@PDFuego@lemmy.world avatar

That’s been happening for ages. I’m sure if you check the profiles you’ll find other posts with all the same bots commenting. A lot of lazier ones wait exactly a year to repost, and it’s pretty obvious in subs for something like a live service game where they’ll be reposting complaints that are way out of date. One in the Monster Hunter sub reposted a trailer for Iceborne which had been out for 3 years by that point.


My favorite reposts were the ones that were only like 6 months later, so they’re talking about christmas or r/place as if its that time of year when its the total opposite.


These are probably the bots that will be paid for creating content too. lol




Yes, I was surprised as well


Is there a Reddit submission with this screenshot? I wanna read the reactions.

somas avatar


If you want to avoid Reddit tracking altogether a redlib instance will let you do that https://libreddit.projectsegfau.lt/r/conspiracy/comments/170e8dp/reddit_comments_are_full_of_bots_reupload/


Thanks for the link! I usually just use the Reddit link, I’ve had alternative viewers shut down in the past (e.g. Invidious instances for Youtube) and then people can’t access the content anymore

somas avatar


Yes that’s a concern here as well but it’s pretty easy to run your own instance in Docker or whatever


/r/conspiracy of all places, yuck...


Yeah, not the best place indeed


It used to be cheeky fun. Now it’s Alex jones and alt-right.
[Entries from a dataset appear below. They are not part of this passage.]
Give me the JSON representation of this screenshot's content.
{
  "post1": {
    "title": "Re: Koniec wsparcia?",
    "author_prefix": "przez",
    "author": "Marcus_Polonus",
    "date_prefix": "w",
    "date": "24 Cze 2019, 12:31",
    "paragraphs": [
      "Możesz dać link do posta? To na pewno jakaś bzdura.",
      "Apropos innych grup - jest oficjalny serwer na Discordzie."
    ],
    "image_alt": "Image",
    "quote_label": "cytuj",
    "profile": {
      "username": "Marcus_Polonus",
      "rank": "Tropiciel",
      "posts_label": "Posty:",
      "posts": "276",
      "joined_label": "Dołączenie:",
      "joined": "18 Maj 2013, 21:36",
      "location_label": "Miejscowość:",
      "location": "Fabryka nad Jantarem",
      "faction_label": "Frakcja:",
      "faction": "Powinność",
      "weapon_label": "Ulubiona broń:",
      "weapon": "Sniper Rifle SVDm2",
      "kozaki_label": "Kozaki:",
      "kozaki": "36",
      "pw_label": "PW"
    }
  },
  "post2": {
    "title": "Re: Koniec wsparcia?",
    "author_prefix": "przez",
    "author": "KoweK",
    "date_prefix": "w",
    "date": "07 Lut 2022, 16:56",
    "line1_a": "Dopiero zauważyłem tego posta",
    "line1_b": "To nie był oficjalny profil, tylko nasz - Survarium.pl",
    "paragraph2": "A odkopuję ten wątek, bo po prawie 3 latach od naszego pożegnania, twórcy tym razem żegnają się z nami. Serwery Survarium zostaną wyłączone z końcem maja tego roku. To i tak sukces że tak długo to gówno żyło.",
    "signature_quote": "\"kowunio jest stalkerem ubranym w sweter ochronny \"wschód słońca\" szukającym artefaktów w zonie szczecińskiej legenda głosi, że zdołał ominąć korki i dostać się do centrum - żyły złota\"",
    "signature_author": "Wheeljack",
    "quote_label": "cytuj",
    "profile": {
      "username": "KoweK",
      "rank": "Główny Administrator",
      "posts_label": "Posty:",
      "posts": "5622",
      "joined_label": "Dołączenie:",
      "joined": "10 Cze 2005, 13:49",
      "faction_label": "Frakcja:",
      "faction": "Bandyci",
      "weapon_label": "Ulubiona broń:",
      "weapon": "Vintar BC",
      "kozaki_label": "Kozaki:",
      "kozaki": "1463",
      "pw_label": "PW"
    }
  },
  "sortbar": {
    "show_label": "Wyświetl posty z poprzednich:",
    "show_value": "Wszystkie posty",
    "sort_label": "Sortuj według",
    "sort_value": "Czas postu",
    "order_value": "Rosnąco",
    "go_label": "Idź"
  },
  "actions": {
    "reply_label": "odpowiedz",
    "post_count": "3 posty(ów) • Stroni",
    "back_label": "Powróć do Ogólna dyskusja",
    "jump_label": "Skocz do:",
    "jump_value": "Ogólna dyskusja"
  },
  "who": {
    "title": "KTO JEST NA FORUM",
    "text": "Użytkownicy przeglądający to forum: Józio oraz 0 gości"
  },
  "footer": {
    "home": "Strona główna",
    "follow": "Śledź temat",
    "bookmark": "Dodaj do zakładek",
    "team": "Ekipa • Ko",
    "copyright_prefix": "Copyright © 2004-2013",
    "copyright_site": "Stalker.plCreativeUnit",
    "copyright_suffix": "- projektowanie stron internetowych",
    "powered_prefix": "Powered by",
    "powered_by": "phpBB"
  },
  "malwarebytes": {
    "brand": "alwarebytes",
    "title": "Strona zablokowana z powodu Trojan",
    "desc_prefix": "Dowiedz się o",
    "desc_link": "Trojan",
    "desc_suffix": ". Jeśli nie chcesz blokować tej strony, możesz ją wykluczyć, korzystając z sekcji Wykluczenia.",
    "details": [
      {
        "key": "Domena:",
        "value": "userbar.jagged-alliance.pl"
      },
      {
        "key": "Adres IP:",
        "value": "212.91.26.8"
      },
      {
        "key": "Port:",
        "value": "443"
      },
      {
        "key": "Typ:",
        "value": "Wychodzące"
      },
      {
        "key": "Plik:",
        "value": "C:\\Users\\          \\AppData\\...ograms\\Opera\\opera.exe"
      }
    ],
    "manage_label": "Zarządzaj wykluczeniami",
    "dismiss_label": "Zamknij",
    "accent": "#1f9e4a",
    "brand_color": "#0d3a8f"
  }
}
Oh man, I would browse while on the shitter at work. It used to be one of my OGs. A lot of tinfoil. And you’d get the deep dives that didn’t feel politically motivated (compared to today).

Then, the Trumpeting.

Like everything else not stapled down circa 2016, it was an easy target for the Russian firehose of falsehood: an entire community of people wanting to believe some alternative bullshit.


Is perfect if you are targeting easily gullible massively ignorant people.

@Carighan@lemmy.world avatar

That’s why you ignore all comments from usernames that are like the default ones. Has been that way for a long time, tbh.


My understanding of how this works is that that left one is real accounts making real comments, at least in the majority.

Then when the link gets reposted, either by a bot or naturally, potentially depending on the title, the bots scrape the old comments and post them.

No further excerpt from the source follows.